Valve dev apologises for banning Dota 2 player over gameplay dispute

Stay in your lane. 

We’ve all been there – a match where something’s gone wrong, or you end up frustrated with your teammates. But I doubt you’ve ever had the power to get someone banned over a gameplay disagreement, and it seems one Valve employee was unable to restrain themselves from doing so, as Firewatch co-creator Sean Vanaman has now apologised for giving out an unwarranted manual ban.

The situation began when Dota 2 player minijuanjohndoe posted on Reddit claiming they’d been sent to low priority – essentially a 20 minute matchmaking ban – simply for suggesting a tactic the Valve employee didn’t like (via Dot Esports). “So can employees just send you to low priority for telling the team to let mid tower go and he just thinks its a bad idea?,” minijuanjohndoe asked, having discovered he’d been bickering with a Valve employee during their argument over tactics. minijuanjohndoe provided an image of their behaviour score to prove their innocence, and later gave the name of the player who had given them the penalty – Vanaman.

“The team looked into this case, and concluded the user clearly did not deserve the ban,” Vanaman said in response to the post. “Even if the user did deserve a ban however, we all think it’s clear that manually banning users is not a good idea because of how hard it is to be objective in Dota games that you are in. My mistake in this case being a sterling example. As employees, we should have no special privilege when playing Dota.”

Vanaman went on to add that as a result of this incident, Valve employees would no longer have the power to issue manual bans. “That has been the team’s informal policy in the past, but it has clearly failed in this case,” Vanaman said. “It won’t remain informal going forward – manual bans like this won’t be allowed anymore altogether.

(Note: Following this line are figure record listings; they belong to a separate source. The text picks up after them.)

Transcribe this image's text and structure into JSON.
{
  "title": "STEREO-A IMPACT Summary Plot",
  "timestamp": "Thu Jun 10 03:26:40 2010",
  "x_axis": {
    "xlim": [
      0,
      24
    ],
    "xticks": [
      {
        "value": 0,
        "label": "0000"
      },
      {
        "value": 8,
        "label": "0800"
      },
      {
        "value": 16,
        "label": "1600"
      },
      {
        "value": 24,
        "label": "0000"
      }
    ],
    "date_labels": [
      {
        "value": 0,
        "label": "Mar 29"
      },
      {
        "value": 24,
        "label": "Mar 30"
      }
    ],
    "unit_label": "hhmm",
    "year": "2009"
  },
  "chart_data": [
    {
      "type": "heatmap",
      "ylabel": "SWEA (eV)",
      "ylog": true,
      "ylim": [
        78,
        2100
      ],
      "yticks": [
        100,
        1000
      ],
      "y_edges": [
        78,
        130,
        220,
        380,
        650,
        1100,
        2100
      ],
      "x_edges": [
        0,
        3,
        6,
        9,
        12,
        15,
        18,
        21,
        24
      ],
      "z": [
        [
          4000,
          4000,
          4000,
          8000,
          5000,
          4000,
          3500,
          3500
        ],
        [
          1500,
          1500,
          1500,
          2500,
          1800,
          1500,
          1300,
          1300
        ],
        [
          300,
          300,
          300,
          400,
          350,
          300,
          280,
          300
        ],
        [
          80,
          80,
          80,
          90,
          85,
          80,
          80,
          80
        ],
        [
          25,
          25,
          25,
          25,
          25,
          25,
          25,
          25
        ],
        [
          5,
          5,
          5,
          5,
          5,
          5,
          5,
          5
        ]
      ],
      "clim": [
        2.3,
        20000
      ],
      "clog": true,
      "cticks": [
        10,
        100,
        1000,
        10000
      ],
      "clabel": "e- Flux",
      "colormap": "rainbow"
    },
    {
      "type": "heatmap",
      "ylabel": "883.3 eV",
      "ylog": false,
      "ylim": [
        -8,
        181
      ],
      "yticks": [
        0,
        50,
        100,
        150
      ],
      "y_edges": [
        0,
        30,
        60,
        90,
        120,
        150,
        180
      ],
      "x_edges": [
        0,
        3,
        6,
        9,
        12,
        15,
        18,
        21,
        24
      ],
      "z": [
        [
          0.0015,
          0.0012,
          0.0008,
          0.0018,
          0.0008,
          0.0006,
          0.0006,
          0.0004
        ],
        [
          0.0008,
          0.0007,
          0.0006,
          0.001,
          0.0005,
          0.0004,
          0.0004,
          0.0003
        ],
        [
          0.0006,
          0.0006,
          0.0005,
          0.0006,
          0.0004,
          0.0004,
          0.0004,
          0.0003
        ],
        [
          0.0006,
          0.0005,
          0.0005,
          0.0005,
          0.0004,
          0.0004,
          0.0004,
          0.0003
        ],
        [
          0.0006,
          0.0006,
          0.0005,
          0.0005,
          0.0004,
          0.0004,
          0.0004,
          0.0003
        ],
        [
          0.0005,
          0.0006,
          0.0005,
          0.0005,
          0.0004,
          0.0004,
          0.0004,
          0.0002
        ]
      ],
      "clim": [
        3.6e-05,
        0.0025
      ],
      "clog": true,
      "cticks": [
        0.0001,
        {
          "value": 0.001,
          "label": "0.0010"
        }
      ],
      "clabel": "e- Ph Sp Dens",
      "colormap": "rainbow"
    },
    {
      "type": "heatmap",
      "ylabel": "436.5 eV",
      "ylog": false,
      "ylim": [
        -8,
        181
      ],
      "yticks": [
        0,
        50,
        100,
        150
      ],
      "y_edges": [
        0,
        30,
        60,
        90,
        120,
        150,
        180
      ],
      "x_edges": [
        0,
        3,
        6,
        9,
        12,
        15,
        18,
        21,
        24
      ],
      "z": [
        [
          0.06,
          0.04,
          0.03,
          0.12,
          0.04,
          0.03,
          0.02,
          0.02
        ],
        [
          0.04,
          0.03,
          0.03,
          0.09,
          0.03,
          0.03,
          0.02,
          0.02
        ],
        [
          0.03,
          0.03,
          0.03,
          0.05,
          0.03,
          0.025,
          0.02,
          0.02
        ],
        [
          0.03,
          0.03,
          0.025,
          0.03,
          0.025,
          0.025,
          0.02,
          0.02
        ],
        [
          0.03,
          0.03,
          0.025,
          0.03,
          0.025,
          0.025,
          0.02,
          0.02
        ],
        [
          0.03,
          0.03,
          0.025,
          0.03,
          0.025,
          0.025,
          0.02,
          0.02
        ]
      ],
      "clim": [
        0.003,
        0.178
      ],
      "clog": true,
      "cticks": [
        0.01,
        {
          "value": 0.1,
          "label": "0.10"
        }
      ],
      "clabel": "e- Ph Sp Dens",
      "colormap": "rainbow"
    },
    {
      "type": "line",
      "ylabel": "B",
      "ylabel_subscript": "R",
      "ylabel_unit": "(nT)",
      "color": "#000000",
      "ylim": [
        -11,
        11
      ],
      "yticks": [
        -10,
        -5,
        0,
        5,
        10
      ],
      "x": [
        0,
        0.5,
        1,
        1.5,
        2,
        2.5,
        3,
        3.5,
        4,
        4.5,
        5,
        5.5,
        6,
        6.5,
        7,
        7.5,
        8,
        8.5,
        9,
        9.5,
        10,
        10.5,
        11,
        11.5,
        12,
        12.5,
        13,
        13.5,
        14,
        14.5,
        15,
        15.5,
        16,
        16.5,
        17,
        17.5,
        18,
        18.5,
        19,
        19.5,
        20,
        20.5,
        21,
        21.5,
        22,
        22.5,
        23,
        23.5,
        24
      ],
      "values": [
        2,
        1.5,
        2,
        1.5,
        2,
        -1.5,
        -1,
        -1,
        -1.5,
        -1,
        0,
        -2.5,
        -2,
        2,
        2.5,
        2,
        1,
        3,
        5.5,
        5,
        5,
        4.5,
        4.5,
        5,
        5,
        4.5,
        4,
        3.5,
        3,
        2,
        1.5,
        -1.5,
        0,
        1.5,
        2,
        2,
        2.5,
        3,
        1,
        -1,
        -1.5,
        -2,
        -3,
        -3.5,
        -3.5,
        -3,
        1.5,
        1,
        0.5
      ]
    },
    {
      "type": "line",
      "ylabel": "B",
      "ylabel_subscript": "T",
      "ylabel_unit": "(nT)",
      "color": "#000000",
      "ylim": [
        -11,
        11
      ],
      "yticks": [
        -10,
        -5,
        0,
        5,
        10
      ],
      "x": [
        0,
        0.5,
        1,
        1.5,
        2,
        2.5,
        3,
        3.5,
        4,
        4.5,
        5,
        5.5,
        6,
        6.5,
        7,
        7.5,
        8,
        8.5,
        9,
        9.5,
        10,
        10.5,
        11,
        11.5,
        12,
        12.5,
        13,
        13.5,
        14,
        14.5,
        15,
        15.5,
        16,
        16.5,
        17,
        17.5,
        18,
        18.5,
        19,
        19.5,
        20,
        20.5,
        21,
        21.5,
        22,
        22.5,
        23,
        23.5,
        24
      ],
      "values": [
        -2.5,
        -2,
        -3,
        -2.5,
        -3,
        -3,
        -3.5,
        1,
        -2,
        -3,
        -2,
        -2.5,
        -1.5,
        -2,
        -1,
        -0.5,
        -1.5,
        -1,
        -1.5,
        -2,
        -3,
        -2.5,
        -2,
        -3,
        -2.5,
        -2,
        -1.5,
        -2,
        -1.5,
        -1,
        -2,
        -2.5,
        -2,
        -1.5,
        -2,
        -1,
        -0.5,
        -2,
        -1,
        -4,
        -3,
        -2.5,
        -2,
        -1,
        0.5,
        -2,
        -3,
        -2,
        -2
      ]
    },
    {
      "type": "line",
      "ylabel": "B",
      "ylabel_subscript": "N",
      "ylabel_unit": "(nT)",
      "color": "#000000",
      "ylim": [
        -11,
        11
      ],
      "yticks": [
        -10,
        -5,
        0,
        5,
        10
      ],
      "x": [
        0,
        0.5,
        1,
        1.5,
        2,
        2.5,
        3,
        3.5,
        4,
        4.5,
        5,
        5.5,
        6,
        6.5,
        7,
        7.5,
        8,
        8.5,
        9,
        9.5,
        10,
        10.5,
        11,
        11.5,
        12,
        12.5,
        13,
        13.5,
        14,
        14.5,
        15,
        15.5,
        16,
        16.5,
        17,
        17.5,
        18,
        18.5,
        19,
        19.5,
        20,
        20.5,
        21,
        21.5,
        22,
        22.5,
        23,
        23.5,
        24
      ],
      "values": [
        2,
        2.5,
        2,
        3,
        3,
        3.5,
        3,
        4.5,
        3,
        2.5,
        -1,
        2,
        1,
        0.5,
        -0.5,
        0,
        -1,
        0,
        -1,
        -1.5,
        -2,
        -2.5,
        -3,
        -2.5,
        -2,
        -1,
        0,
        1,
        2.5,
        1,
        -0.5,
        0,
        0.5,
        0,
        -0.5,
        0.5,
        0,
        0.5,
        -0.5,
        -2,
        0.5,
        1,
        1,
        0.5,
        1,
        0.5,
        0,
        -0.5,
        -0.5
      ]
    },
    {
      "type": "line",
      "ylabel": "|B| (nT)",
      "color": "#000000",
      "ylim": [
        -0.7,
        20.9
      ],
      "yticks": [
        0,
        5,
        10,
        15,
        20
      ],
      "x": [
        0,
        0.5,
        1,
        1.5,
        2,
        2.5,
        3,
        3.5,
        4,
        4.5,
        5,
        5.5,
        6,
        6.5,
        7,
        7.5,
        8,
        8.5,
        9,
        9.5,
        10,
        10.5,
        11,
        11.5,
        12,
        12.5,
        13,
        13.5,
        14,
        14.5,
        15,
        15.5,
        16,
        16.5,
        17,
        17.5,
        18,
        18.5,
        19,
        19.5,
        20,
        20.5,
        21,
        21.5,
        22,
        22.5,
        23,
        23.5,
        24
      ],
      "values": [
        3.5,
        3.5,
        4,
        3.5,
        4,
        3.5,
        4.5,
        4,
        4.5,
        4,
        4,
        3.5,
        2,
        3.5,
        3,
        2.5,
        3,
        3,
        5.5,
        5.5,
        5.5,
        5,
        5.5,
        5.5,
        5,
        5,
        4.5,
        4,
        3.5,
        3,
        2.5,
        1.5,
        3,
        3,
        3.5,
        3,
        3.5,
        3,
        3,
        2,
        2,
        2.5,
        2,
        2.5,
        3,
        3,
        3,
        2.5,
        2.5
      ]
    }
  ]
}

And sincere apologies to user u/minijuanjohndoe.”

Normally when a Dota 2 player wants to report someone else, they must use the automated report system, which can give miscreants a communications ban or land them in low priority queue if they accumulate several bad reports. Vanaman’s manual ban was an abuse of his position as a Valve employee, but at least he’s owned up to his behaviour – and steps have been taken to ensure this won’t happen again in future. “MO-BAd”, as they say.